Mojokerto, HARIANBANGSA.net - Keputusan Pemerintah Desa Wonoploso, Kecamatan Gondang, mengklaim tanah seluas 3889 m2 milik warganya sebagai fasilitas umum (fasum) dipastikan berbuntut panjang. Farckhan, kuasa Pardi Pak Soenar, pemilik sah tanah berdasarkan akte notaris Jusita Rosa Ulinda, SH. M.Hum, M.Kn tanggal 15 September 2021 nomor 39, menilai tindakan akusisi sepihak ini pemdes Wonoploso sebagai penyerobotan.
Tanah tersebut dipinjamkan oleh Pardi sebagai fasum desa sejak hampir 30 tahun lalu. Tanah bidang itu tampaknya telah diklaim sebagai lapangan aset Desa Wonoploso sesuai name board yang diduga dipasang pihak pemdes.
"Itu jelas penyerobotan. Sudah tahu tanah tersebut milik warganya namun Pemdes Wonoploso mengklaim sebagai fasum, apa namanya kalau bukan penyerobotan, " kecam Farckhan didampingi Pardi Pak Soenar, Rabu (29/12) kemarin.
Kasus ini mencuat ketika Pardi yang berusia 103 tahun berniat menjual tanahnya untuk biaya hidup.
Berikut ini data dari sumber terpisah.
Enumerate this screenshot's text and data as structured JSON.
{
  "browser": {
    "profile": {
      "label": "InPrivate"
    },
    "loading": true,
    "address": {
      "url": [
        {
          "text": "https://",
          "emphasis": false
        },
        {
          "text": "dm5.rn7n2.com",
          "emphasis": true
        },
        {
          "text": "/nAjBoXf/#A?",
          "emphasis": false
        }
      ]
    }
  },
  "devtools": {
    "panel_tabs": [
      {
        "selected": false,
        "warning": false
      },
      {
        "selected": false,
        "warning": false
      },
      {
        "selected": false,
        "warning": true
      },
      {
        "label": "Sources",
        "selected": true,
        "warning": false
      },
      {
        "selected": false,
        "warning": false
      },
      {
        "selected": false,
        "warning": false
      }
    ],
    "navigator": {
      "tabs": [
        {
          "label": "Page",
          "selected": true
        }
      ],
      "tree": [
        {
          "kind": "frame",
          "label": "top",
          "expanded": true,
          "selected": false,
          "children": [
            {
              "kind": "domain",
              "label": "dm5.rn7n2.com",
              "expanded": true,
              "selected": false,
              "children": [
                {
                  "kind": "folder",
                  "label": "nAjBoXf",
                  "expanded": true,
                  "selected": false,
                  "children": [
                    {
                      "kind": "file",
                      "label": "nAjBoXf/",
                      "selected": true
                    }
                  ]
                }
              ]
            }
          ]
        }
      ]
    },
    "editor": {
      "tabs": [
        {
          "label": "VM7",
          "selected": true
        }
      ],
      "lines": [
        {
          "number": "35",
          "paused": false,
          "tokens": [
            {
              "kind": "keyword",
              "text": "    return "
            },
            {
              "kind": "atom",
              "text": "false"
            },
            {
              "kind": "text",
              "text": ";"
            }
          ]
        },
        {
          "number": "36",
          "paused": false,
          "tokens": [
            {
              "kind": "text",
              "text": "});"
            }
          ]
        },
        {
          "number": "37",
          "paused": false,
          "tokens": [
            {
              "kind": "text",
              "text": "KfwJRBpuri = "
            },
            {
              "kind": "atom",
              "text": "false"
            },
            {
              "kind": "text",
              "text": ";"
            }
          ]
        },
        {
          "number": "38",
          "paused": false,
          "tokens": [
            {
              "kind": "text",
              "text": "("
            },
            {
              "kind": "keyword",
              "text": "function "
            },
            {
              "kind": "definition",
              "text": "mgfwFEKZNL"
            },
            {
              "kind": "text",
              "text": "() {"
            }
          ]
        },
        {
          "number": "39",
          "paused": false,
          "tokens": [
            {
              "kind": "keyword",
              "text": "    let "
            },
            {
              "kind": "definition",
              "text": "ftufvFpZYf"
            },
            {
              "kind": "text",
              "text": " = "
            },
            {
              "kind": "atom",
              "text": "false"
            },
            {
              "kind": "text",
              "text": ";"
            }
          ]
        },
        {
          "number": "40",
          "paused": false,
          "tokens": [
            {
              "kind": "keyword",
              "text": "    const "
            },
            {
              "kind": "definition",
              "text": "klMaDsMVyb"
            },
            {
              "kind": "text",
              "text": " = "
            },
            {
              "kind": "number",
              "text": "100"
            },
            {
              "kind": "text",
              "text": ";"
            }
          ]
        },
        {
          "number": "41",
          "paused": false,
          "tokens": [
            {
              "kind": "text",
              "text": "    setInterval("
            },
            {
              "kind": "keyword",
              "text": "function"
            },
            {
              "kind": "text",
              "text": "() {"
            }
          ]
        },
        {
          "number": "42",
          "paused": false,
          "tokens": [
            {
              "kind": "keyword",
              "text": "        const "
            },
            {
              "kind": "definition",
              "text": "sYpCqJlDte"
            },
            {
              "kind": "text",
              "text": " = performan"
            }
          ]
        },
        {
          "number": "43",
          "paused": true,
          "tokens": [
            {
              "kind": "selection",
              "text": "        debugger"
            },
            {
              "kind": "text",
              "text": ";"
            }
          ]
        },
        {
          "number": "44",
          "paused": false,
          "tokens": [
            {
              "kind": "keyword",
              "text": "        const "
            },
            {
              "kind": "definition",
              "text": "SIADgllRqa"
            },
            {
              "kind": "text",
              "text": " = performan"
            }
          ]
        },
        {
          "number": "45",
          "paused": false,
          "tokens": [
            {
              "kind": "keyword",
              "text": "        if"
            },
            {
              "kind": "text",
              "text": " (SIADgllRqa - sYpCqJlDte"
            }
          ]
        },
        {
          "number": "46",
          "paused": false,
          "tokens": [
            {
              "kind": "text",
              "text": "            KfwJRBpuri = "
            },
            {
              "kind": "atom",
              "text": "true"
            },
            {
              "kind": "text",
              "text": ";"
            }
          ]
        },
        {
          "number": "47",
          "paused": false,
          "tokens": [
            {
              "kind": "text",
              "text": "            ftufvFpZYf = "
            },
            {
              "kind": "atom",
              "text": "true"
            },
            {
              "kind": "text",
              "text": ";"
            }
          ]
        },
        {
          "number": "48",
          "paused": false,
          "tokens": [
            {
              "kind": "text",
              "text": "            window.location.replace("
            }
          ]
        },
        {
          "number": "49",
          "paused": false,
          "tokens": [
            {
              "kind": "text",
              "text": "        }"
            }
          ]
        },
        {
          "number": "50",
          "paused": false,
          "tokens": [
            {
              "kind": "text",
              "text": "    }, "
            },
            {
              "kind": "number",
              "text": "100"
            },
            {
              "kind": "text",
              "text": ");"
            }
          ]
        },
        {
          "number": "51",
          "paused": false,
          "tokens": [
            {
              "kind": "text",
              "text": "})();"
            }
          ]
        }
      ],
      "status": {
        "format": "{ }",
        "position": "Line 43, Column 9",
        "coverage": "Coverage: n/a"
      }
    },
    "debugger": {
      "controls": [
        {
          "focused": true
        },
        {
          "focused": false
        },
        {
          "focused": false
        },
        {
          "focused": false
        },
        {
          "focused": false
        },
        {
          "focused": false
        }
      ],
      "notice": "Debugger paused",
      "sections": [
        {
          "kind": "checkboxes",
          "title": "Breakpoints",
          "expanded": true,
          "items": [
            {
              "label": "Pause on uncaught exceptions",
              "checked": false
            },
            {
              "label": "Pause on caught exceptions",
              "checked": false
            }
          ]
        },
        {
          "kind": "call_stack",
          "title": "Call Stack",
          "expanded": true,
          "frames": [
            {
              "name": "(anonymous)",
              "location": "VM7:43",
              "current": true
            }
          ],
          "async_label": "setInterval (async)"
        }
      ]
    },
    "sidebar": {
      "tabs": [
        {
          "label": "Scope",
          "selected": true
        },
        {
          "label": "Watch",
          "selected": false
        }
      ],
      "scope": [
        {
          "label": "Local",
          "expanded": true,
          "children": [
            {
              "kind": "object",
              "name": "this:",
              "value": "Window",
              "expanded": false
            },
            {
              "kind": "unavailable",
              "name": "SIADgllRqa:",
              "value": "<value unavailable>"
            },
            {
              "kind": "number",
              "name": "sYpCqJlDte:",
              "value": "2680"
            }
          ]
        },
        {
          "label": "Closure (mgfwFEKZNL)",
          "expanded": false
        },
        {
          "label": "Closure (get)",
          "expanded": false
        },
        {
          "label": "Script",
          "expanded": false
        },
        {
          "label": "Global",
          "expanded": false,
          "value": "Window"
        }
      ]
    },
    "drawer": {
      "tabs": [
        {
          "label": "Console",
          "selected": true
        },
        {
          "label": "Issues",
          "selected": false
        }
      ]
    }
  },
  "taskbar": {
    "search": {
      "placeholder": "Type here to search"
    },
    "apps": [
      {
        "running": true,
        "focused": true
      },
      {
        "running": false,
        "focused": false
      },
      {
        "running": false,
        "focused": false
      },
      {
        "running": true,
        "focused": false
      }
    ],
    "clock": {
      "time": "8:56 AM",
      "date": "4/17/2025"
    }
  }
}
Pardi lantas mengajukan permintaan Surat Pemberitahuan Pajak Terutang (SPPT) kepada Badan Pendapatan Daerah (Bependa) Kabupaten Mojokerto. Untuk menjual tanah tersebut ia harus menuntaskan pembayaran pajak tanah berstatus Sertifikat Hak Milik (SHM) No. 141. Namun karena klaim pemdes atas tanah tersebut sebagai fasum ia kesulitan menjual tanahnya sendiri lantaran pihak Bapenda berpegang pada pengakuan desa.
Namun permohonan tersebut ditolak pihak Bapenda. Melalui surat No. 973/5304/416-202.2/2021 kepala Bapenda Mardiasih menyatakan bahwa berdasarkan surat Kades Wonoploso No 141/237/416-302.11/2021 perihal surat permohonan penolakan pengajuan POB menjelaskan tanah yang dimohonkan adalah fasilitas umum lapangan desa Wonoploso.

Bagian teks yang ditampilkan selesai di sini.